En marge du Cannes Lions Festival of Creativity, la World Woman Foundation a organisé un événement à l’hôtel Splendid sur le thème : Power of Women in the Creativity Economy.

L’industrie créative génère 2 250 milliards de dollars par an. Pourtant, les femmes restent sous-représentées aux postes de direction. Cette réalité doit changer. Dirigée par Rupa Dash, la World Woman Foundation milite pour une nouvelle approche. Investir dans le leadership féminin n’est plus seulement une question d’équité. C’est devenu une stratégie d’innovation et de croissance.

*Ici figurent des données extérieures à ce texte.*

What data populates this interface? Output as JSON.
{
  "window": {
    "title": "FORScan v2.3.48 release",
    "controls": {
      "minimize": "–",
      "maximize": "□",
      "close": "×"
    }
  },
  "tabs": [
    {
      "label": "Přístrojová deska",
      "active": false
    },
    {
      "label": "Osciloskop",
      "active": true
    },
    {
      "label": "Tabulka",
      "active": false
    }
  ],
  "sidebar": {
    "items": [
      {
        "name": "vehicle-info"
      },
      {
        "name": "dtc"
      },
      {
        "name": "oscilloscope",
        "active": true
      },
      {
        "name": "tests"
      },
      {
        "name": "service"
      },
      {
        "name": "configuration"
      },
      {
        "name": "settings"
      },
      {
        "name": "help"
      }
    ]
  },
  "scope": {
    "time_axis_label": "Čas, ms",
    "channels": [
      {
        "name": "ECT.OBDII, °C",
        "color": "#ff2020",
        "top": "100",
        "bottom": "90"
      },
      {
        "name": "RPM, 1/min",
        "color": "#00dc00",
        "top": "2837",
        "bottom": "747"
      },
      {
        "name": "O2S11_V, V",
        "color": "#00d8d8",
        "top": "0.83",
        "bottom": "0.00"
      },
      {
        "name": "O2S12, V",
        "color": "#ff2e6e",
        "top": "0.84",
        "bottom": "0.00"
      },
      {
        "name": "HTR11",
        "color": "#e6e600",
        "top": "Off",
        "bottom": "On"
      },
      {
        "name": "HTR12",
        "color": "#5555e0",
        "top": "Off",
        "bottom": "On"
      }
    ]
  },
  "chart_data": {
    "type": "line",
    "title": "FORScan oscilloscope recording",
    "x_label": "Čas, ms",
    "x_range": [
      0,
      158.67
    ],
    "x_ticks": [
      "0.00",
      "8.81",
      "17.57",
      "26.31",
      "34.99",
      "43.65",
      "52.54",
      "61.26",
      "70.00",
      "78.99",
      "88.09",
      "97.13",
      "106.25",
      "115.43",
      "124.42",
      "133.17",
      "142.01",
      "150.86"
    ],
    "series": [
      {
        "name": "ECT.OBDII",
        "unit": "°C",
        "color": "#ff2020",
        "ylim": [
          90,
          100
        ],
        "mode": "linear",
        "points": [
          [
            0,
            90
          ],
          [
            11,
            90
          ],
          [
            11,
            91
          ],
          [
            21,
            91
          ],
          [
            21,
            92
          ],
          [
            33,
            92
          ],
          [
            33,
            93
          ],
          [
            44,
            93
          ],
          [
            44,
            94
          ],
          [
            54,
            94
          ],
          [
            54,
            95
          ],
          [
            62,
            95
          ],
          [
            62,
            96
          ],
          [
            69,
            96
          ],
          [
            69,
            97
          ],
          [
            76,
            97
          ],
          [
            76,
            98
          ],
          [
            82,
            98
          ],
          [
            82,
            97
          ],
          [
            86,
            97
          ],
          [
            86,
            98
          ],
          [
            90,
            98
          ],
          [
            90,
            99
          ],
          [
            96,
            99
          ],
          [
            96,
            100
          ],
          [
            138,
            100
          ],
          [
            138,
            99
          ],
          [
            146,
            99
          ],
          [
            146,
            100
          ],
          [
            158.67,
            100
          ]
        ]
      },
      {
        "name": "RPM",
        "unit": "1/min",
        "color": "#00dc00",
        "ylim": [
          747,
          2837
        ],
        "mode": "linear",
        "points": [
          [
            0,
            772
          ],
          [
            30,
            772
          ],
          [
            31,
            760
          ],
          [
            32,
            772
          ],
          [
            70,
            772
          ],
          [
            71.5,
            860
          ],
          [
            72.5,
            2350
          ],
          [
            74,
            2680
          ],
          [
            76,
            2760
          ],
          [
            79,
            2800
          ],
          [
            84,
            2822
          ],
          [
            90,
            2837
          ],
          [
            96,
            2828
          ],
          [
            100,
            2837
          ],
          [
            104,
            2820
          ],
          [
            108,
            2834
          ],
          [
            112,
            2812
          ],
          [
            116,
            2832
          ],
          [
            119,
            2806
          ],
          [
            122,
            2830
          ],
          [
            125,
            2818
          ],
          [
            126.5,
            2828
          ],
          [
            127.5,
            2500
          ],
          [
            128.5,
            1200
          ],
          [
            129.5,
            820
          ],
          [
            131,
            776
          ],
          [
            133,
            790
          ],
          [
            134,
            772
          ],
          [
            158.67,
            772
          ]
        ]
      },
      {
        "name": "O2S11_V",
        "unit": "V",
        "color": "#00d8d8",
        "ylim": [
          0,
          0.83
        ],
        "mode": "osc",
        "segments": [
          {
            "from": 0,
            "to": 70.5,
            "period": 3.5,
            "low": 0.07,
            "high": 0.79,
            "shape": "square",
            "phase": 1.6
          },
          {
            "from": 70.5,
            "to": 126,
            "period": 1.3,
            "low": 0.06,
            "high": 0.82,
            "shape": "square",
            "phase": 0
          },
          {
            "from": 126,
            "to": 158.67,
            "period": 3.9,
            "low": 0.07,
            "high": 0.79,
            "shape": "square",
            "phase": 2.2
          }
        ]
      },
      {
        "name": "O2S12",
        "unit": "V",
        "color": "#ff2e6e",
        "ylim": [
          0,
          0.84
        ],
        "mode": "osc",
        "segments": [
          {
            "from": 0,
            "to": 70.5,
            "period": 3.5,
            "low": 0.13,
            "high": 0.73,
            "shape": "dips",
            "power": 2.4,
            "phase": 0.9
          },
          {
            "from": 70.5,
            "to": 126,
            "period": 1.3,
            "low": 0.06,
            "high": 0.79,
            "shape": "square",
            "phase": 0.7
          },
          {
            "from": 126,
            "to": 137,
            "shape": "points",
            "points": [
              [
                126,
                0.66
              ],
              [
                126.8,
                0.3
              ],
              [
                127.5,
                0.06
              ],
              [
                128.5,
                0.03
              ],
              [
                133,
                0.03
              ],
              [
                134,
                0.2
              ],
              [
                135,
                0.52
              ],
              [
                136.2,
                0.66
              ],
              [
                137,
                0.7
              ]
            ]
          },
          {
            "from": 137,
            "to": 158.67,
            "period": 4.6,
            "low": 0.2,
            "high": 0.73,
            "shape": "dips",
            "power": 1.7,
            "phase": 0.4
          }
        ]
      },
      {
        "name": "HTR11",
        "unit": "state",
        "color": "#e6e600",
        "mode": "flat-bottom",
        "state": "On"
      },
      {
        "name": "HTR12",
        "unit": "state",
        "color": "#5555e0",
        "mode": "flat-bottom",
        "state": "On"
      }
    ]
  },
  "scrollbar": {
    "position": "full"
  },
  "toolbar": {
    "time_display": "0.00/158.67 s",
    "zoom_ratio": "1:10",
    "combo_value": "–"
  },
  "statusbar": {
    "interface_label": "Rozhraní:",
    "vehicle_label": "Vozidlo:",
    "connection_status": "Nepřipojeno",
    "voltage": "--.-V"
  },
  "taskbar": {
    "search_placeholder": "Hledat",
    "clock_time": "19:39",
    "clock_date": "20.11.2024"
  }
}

L’événement a réuni des profils variés : des dirigeants, des diplomates comme l’Ambassadeur d’Indonésie H.E. Swajaya, des jeunes talents comme Aayati Dash Kar. L’objectif est d’amorcer un nouveau mouvement créatif fondé sur l’inclusion avec une portée mondial. La World Woman Foundation accompagne un million de femmes d’ici 2030 grâce à des programmes de mentorat. L’organisation crée des expériences dans le business, le divertissement, la technologie et l’entrepreneuriat social.

Rupa Dash, un parcours d’une visionnaire

Rupa Dash n’est pas arrivée par hasard à la tête de cette organisation mondiale. Son histoire personnelle illustre les défis que rencontrent les femmes entrepreneuses. Arrivée aux États-Unis en 2012, elle découvre rapidement les barrières invisibles du monde professionnel américain. « Même si vous êtes la femme la plus qualifiée dans la pièce, le statut d’immigrant ne joue pas toujours en votre faveur », confie-t-elle. « Plutôt que d’attendre que quelqu’un me donne une opportunité, j’ai créé ma propre opportunité, car je crois fermement que si vous avez besoin de quelque chose, vous devez le créer. Vous devez vous lancer vous-même ». Cette philosophie de l’auto-détermination est devenue le socle de la World Woman Foundation.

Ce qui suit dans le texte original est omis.